What Cheney does differently is niftily trace the immigration, exclusion, diaspora and evolution of the Chinese experience in America told almost entirely through white cardboard take out boxes and the gnomic neon signs for China Palaces and Inns and Dynasties. But that's not to say the documentary lacks characters. Along the way we meet nearly every author of anything Chinese food related, including writers Bonnie Tsui and Fuschia Dunlop (whose accent really is winning), Andrew Coe, who wrote a tremendous book called Chop Suey, a dapper collector of Chinese food menus named Harley Spiller (he has over 8,000!) and a tax attorney from Los Angeles named David Chan who has eaten at more than 6,000 Chinese food restaurants in America.
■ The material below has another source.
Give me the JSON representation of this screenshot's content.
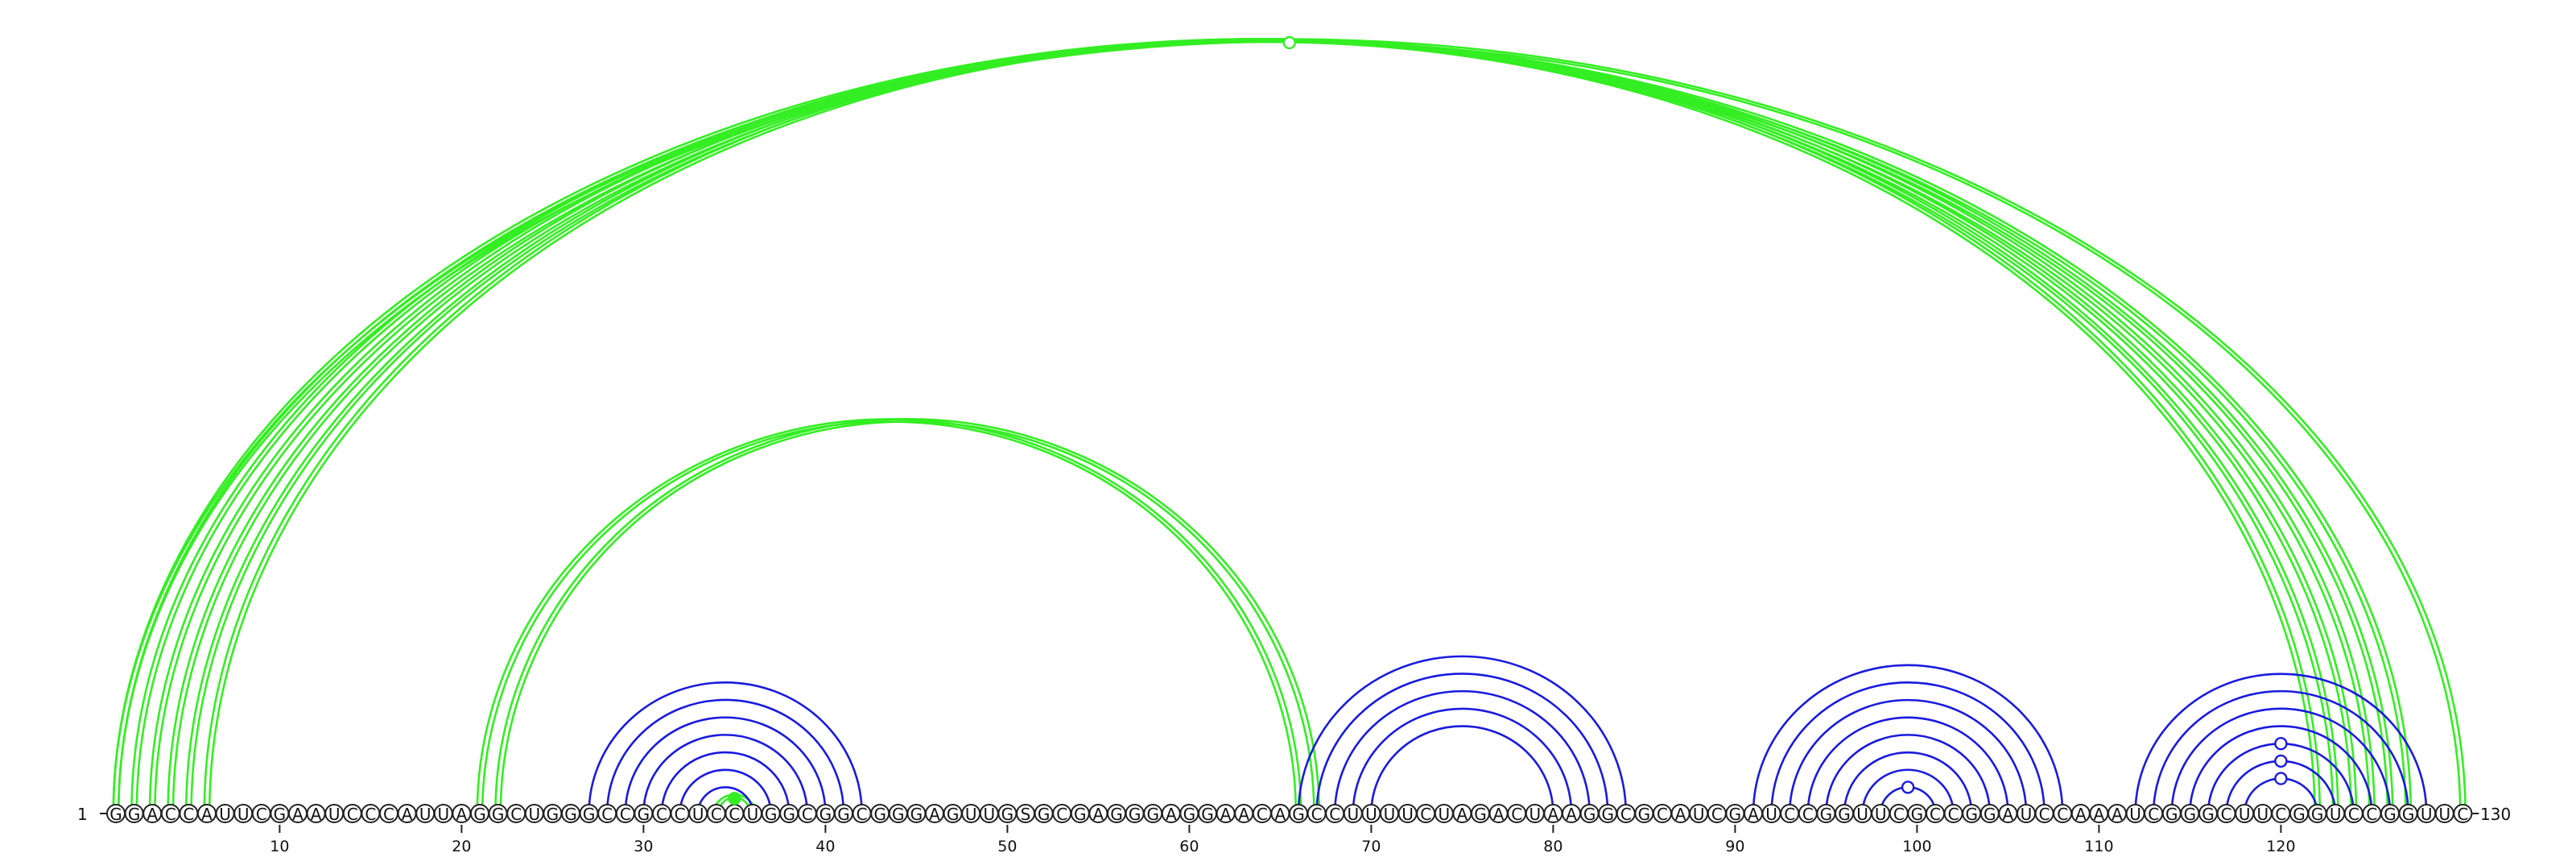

There is also a parallel cast of interviewees, so-called primary actors, often second and third generation Chinese immigrants who own and operate the chop suey slinging heart break cafes in bumblefuck nowhere. These men and women — like Tommy Wong from Hammond, Louisiana and Harlan Hi of Sing Lee Chop Sooey House in Phoenix, Arizona — are wonderful melders, expert meddlers and canny peddlers of Americanized Chinese cuisine. As the film makes clear, they are also often the only portal to Asia many of the small towns have. The myriad ways these restaurateurs adapt their native cuisine to minister to the American palate is both ingenious and a little shameful. Often, as in the case of General Tso, the result bears little resemblance to the original recipe. As Ms. Dunlop notes, speaking of the titular dish, "The Hunanese really like mixing sweet and savory foods. Not only have they not really heard of it, it's not the kind of thing they like to eat anyway."

general tso 3

TSFGT

But there's nothing more authentically American than inauthenticity. So that's no great shakes. That no one in China has ever heard of General Tso's Chicken makes for a funny montage but blows no minds. What is enlightening — and the chief pleasure of the film — is how expertly Cheney ties together the current landscape of Chinese restaurants with both the historical discrimination felt by Chinese immigrants and current patterns and practices of immigration.
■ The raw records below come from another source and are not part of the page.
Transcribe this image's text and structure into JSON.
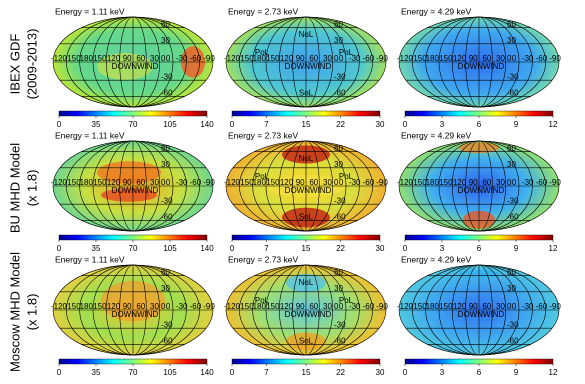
{
  "figure": {
    "row_labels": [
      [
        "IBEX GDF",
        "(2009-2013)"
      ],
      [
        "BU MHD Model",
        "(x 1.8)"
      ],
      [
        "Moscow MHD Model",
        "(x 1.8)"
      ]
    ],
    "lat_labels": [
      60,
      30,
      0,
      -30,
      -60
    ],
    "lon_labels": [
      -120,
      -150,
      180,
      150,
      120,
      90,
      60,
      30,
      0,
      -30,
      -60,
      -90
    ],
    "downwind": "DOWNWIND"
  },
  "chart_data": [
    {
      "type": "map",
      "title": "Energy =   1.11 keV",
      "colormap": "jet",
      "clim": [
        0,
        140
      ],
      "cticks": [
        0,
        35,
        70,
        105,
        140
      ]
    },
    {
      "type": "map",
      "title": "Energy =   2.73 keV",
      "colormap": "jet",
      "clim": [
        0,
        30
      ],
      "cticks": [
        0,
        7,
        15,
        22,
        30
      ],
      "regions": [
        "NoL",
        "SoL",
        "PoL",
        "PoL"
      ]
    },
    {
      "type": "map",
      "title": "Energy =   4.29 keV",
      "colormap": "jet",
      "clim": [
        0,
        12
      ],
      "cticks": [
        0,
        3,
        6,
        9,
        12
      ]
    },
    {
      "type": "map",
      "title": "Energy =   1.11 keV",
      "colormap": "jet",
      "clim": [
        0,
        140
      ],
      "cticks": [
        0,
        35,
        70,
        105,
        140
      ]
    },
    {
      "type": "map",
      "title": "Energy =   2.73 keV",
      "colormap": "jet",
      "clim": [
        0,
        30
      ],
      "cticks": [
        0,
        7,
        15,
        22,
        30
      ],
      "regions": [
        "NoL",
        "SoL",
        "PoL",
        "PoL"
      ]
    },
    {
      "type": "map",
      "title": "Energy =   4.29 keV",
      "colormap": "jet",
      "clim": [
        0,
        12
      ],
      "cticks": [
        0,
        3,
        6,
        9,
        12
      ]
    },
    {
      "type": "map",
      "title": "Energy =   1.11 keV",
      "colormap": "jet",
      "clim": [
        0,
        140
      ],
      "cticks": [
        0,
        35,
        70,
        105,
        140
      ]
    },
    {
      "type": "map",
      "title": "Energy =   2.73 keV",
      "colormap": "jet",
      "clim": [
        0,
        30
      ],
      "cticks": [
        0,
        7,
        15,
        22,
        30
      ],
      "regions": [
        "NoL",
        "SoL",
        "PoL",
        "PoL"
      ]
    },
    {
      "type": "map",
      "title": "Energy =   4.29 keV",
      "colormap": "jet",
      "clim": [
        0,
        12
      ],
      "cticks": [
        0,
        3,
        6,
        9,
        12
      ]
    }
  ]
}
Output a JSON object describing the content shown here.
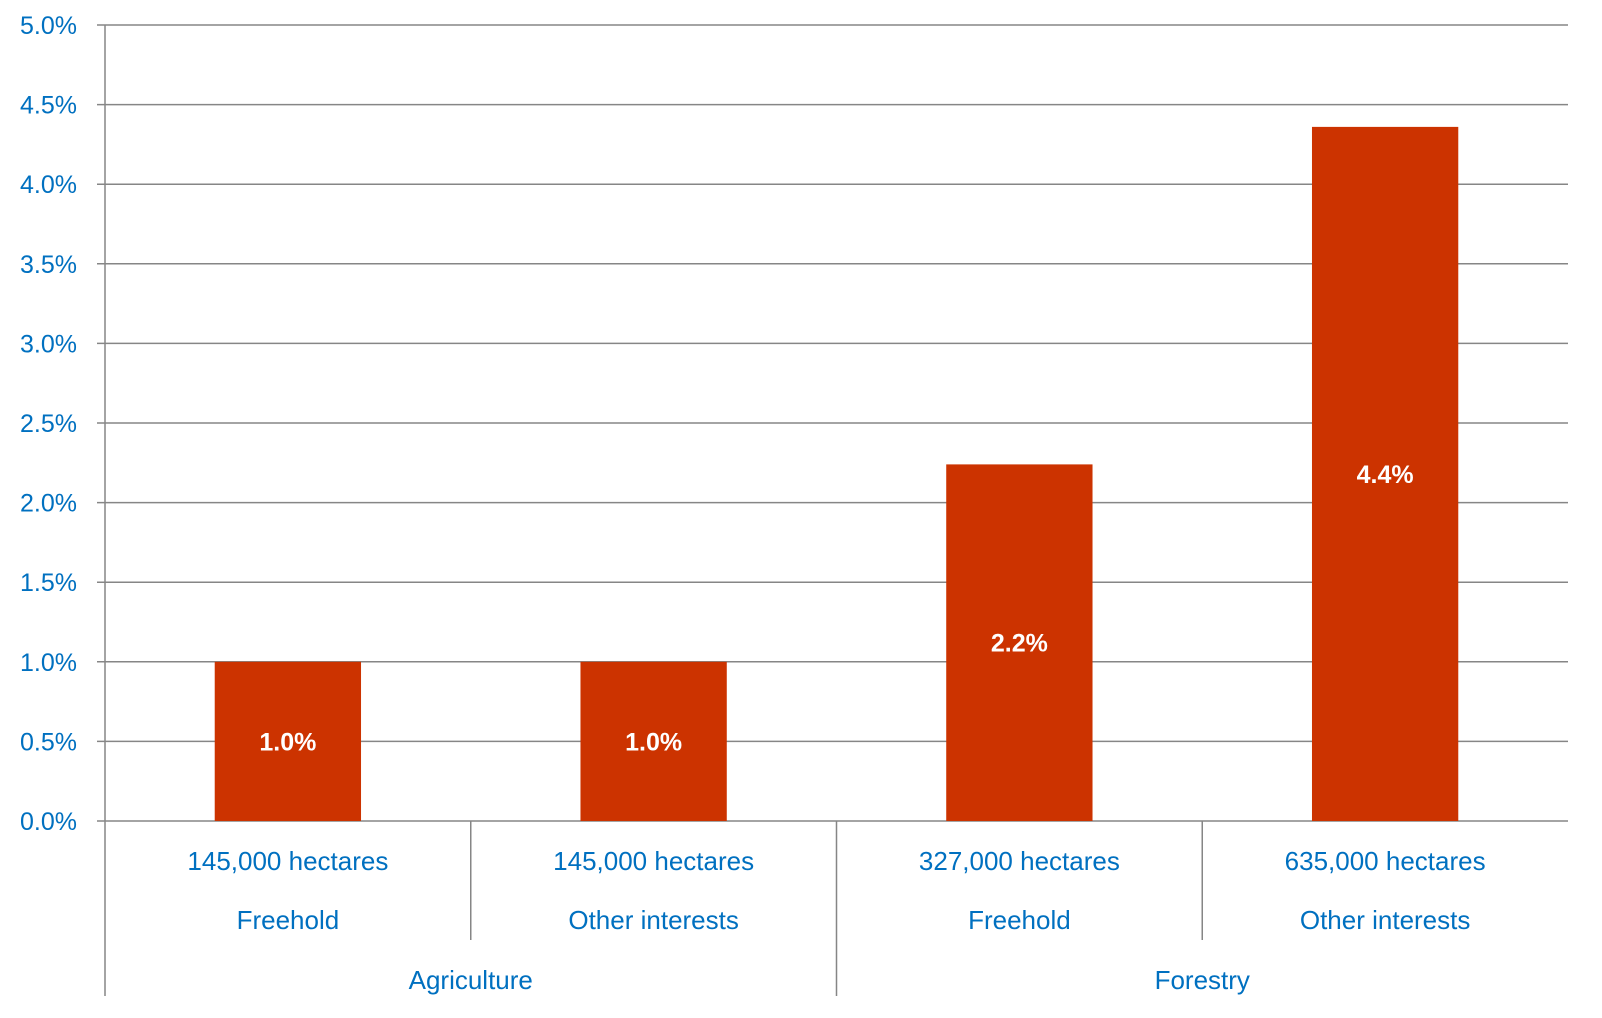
{
  "chart_data": {
    "type": "bar",
    "ylim": [
      0,
      0.05
    ],
    "yticks": [
      0,
      0.005,
      0.01,
      0.015,
      0.02,
      0.025,
      0.03,
      0.035,
      0.04,
      0.045,
      0.05
    ],
    "ytick_labels": [
      "0.0%",
      "0.5%",
      "1.0%",
      "1.5%",
      "2.0%",
      "2.5%",
      "3.0%",
      "3.5%",
      "4.0%",
      "4.5%",
      "5.0%"
    ],
    "grid": true,
    "categories": [
      {
        "area": "145,000 hectares",
        "tenure": "Freehold",
        "sector": "Agriculture"
      },
      {
        "area": "145,000 hectares",
        "tenure": "Other interests",
        "sector": "Agriculture"
      },
      {
        "area": "327,000 hectares",
        "tenure": "Freehold",
        "sector": "Forestry"
      },
      {
        "area": "635,000 hectares",
        "tenure": "Other interests",
        "sector": "Forestry"
      }
    ],
    "groups": [
      "Agriculture",
      "Forestry"
    ],
    "values": [
      0.01,
      0.01,
      0.0224,
      0.0436
    ],
    "data_labels": [
      "1.0%",
      "1.0%",
      "2.2%",
      "4.4%"
    ],
    "bar_color": "#cc3300",
    "text_color": "#0070c0",
    "grid_color": "#868686"
  }
}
As Jews were cornered to lending by laws against owning property, so too were the Chinese in America herded towards providing services like food and laundry by the breathtakingly vicious Exclusion Act of 1882, which precluded Chinese immigrants from vast swathes of the labor force. This one act of Congress launched thousands of restaurants and Chinese laundries across the country, as Chinese immigrants sought to outrun the national prejudice. Naturally, that didn't work, but the farther they got from San Francisco, the easier their lot seemed to be. Meanwhile, regional associations would assign and still assign territories to recent immigrants so they would not compete with other Chinese businesses. And thus Cheney answers the enigma of how a China Inn popped up in every rinky dink one stop sign backwoods town.

The documentary doesn't, of course, tell the whole story. Two companion pieces I would recommend are Lauren Hilgers's bracing account of a cook in the New Yorker, and Soul of a Banquet, the stellar documentary about Cecilia Chiang (who appears alongside her son in this film.) But through contemplation and skill, Cheney draws from a cheap piece of meat the ultimately very moving story of hardship and survival, of adaptation and adoption, of heartbreak and upheaval that lies beneath even the most common and cheap take-out meals.